Approche empirique de l'impact des
Subventions
De nombreuses études ont été
consacrées à l'effet des subventions - dont notamment
américaines sur le prix international du coton-. Nous retiendrons
principalement pour des raisons de simplicité deux d'entre elles,
reposant chacune sur des méthodologies différentes.
2.1.
L'étude de Goreux
Notre intérêt pour cette étude repose sur
le fait qu'elle est couramment citée lors des débats publics par
les autorités, les acteurs de la filière cotonnière ouest
africaine et du centre pour dénoncer les effets pervers des subventions
des pays développés et surtout les Etats- Unis sur le cours du
coton et les recettes d'exportation.
Cette étude, commanditée par la
conférence des ministres de l'Agriculture des pays d'Afrique de l'Ouest
et du centre (CMA/OAC), repose sur un modèle d'équilibre partiel.
Le raisonnement est le suivant :
- A partir d'un prix mondial d'équilibre établi
par la confrontation de l'offre et de la demande mondiale, on simule une
élimination des subventions (celles portant sur les cinq
dernières années avant l'étude);
- L'élimination des subventions entraîne alors
une réduction de l'offre mondiale d'exportation car les exportateurs
auparavant subventionnés ne toucheront plus que le prix mondial
(déplacement vers le haut et vers la gauche de la courbe d'offre
d'exportation);
- Un nouveau prix d'équilibre- plus élevé
que le précédent- s'établit ainsi sur le marché
mondial, en fonction de la demande mondiale et de la nouvelle offre ;
-Les quantités et le prix d'équilibre sont
ensuite calculés algébriquement en résolvant
simultanément les équations d'offre et de demande mondiales.
Cette démarche a l'avantage de la simplicité.
Elle permet en outre- ce qui fait l'objet de l'étude- d'évaluer
quantitativement les gains potentiels en recettes d'exportation pour un groupe
de pays considéré. Les simulations effectuées avec le
modèle donnent, suivant les élasticités d'offre et de
demande retenues une augmentation de l'indice A de Cotlook ( indicateur du
marché mondial des prix du coton ) de l'ordre de 2, 9 à13,4% et
un gain de recettes d'exportation. Ainsi pour (Eo= 0.5 et Ed= -0,1) on note une
augmentation de l'indice A de 12% et des recettes d'exportation de 250 millions
de dollars sur la période 1997/1998- 2001/2002.

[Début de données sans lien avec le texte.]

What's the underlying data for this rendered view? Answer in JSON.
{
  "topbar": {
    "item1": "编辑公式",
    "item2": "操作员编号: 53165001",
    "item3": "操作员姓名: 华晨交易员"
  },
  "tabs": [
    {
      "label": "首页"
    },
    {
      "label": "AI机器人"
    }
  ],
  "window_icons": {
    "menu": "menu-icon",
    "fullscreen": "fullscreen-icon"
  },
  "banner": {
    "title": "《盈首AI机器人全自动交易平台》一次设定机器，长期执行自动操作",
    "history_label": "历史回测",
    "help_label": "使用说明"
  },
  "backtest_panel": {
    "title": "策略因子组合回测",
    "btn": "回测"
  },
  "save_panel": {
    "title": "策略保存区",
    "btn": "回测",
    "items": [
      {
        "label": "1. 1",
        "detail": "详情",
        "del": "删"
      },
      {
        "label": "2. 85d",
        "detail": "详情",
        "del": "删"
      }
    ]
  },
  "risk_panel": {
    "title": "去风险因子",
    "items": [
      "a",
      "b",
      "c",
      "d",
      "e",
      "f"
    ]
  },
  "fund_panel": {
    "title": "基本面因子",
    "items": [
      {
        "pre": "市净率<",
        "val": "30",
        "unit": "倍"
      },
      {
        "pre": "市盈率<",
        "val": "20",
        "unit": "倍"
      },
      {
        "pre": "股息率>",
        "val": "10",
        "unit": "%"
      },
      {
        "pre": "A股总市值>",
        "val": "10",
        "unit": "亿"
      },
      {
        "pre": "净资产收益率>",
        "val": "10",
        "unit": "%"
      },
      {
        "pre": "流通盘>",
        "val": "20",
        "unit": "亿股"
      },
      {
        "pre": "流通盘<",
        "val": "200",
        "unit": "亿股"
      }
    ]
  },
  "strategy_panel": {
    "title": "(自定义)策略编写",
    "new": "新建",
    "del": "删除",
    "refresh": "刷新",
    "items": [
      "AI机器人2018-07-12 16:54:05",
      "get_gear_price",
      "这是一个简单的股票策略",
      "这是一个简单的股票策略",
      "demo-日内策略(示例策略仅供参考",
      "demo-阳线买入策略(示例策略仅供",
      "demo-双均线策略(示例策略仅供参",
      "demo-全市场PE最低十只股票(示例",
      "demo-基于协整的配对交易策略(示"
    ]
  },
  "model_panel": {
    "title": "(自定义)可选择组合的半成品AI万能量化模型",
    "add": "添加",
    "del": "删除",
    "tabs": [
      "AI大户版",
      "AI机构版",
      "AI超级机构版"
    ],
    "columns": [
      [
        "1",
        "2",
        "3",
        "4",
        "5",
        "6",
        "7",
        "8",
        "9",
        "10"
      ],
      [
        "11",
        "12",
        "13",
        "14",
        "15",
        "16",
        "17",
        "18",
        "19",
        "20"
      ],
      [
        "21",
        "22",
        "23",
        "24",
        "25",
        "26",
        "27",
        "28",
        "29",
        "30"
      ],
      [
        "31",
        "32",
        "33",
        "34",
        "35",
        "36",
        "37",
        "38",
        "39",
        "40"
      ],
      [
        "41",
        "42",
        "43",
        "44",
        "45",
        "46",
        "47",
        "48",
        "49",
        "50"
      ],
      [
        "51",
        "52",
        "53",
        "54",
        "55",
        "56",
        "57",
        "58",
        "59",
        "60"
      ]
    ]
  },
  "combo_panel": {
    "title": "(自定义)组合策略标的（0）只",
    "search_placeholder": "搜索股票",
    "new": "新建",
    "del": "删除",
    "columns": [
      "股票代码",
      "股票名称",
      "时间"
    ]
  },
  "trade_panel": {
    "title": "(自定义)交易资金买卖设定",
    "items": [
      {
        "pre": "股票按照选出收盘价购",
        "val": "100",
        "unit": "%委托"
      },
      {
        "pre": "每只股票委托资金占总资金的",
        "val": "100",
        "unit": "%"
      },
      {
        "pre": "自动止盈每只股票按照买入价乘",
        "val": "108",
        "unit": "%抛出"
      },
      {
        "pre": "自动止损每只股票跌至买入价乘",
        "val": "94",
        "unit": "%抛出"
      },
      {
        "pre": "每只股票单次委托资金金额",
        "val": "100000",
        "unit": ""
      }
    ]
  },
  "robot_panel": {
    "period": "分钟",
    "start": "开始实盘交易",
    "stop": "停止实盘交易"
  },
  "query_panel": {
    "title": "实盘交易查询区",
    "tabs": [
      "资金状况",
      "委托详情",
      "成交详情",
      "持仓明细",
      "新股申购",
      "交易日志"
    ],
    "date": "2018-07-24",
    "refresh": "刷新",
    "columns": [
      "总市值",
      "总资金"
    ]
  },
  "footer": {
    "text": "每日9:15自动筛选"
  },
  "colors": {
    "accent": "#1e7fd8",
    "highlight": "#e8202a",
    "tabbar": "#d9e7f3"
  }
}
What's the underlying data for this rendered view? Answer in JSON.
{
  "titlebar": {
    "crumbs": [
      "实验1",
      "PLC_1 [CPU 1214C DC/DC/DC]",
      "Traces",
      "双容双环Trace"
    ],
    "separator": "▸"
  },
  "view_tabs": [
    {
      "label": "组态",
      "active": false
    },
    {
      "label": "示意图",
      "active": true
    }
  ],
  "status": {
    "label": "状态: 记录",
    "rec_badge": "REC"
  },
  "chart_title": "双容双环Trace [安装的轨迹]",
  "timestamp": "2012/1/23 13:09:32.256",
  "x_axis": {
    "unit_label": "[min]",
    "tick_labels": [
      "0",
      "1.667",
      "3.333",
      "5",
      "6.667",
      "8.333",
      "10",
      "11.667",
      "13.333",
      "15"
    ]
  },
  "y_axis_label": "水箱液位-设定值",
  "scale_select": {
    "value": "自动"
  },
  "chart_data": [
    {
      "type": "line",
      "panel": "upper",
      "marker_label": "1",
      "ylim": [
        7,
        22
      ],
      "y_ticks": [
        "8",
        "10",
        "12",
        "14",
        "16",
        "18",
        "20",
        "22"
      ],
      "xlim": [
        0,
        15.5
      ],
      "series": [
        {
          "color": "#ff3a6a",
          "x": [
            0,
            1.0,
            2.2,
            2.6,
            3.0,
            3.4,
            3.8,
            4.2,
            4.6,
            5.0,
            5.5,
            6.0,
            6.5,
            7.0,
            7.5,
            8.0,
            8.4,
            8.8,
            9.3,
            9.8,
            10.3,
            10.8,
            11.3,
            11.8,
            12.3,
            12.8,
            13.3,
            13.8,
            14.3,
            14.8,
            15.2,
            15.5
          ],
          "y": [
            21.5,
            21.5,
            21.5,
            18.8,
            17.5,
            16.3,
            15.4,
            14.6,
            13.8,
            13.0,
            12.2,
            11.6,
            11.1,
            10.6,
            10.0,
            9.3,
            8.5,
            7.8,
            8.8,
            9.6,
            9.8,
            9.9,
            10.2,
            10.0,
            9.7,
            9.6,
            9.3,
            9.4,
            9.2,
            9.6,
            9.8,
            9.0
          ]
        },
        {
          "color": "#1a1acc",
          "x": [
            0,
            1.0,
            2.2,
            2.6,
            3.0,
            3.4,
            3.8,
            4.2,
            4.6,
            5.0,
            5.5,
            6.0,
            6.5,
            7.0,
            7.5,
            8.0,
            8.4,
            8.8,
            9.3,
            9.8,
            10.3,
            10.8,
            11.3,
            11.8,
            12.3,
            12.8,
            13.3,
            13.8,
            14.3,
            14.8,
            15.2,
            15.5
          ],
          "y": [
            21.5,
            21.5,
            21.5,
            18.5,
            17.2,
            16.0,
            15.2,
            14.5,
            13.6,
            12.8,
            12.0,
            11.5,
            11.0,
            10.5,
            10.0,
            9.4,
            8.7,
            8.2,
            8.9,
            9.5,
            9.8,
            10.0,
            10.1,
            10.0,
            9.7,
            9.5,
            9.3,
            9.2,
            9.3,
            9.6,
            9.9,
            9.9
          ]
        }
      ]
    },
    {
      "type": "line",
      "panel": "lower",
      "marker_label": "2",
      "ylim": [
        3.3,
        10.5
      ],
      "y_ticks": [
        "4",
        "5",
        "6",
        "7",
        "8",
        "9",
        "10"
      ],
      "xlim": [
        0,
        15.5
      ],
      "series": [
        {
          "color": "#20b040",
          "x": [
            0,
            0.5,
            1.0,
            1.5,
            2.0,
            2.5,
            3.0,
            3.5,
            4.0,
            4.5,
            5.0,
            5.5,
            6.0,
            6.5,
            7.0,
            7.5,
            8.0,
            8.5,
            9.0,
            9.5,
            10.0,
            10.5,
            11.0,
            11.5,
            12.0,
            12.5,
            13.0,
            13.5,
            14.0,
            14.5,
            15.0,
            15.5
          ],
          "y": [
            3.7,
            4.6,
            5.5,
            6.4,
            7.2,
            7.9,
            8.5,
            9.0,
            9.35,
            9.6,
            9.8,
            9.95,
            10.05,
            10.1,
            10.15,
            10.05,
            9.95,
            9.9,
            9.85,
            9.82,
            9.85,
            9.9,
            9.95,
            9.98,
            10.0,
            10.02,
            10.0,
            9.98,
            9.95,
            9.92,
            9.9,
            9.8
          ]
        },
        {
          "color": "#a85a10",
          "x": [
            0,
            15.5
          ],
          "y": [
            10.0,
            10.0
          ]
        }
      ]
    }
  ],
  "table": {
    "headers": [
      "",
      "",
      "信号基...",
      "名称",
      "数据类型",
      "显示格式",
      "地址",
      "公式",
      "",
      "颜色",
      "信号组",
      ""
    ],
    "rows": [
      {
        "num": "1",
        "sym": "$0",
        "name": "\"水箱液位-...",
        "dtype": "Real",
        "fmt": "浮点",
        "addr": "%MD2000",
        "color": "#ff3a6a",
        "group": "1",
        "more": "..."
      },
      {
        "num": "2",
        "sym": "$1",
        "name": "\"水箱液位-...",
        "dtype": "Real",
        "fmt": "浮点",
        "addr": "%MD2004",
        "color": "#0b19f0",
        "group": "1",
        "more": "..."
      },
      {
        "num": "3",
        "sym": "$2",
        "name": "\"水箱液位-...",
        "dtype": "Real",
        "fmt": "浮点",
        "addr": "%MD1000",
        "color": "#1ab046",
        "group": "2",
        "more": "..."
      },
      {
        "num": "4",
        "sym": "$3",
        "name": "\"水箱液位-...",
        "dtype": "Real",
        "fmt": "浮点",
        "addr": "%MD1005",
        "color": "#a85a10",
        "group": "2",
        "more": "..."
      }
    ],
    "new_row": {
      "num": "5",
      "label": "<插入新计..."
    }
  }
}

Cependant plusieurs limites sont inhérentes à
ce genre d'analyse, entre autres :
- comme toute approche d'équilibre partiel, elle repose
sur l'hypothèse ceteris paribus et néglige de ce fait les
autres marchés, en particulier celui des produits concurrents du coton -
comme les fibres synthétiques -;
- les résultats obtenus reposent essentiellement sur
les élasticités d'offre et de demande retenues. Une façon
intéressante de procéder consiste à les estimer
économétriquement. Faute de procéder à une telle
estimation, l'auteur retient plutôt les valeurs allant de 0,15 à
0,90 pour l'élasticité de l'offre et de -0,05 à -0,6 pour
la demande. Bien qu'évitant les restrictions théoriques
également inhérentes à l'économétrie- comme
la formulation d'hypothèses sur les élasticités-, la
démarche de l'auteur reste néanmoins sujet à critique dans
la mesure où la même valeur de l'élasticité est
retenue pour les pays.
Pour certains auteurs, l'utilité
scientifique d'un modèle est déterminée par sa
capacité à faire des prédictions qui seront après
confrontées à la réalité. Pourtant les
prédictions du modèle Goreux (2003a) telles qu'elles se tiennent
sont difficiles à tester. En ce sens qu'elles réclament que les
pays riches acceptent d'éliminer leurs subventions- ce qui n'est pas sur
le point d'être observé maintenant - c'est cette situation qui
amène certains auteurs dont notamment Benjamin Shepherd à dire
que l'étude de Goreux n'est pas empirique dans un sens réel, mais
elle est plutôt une traduction de la théorie à
l'algèbre et finalement aux nombres.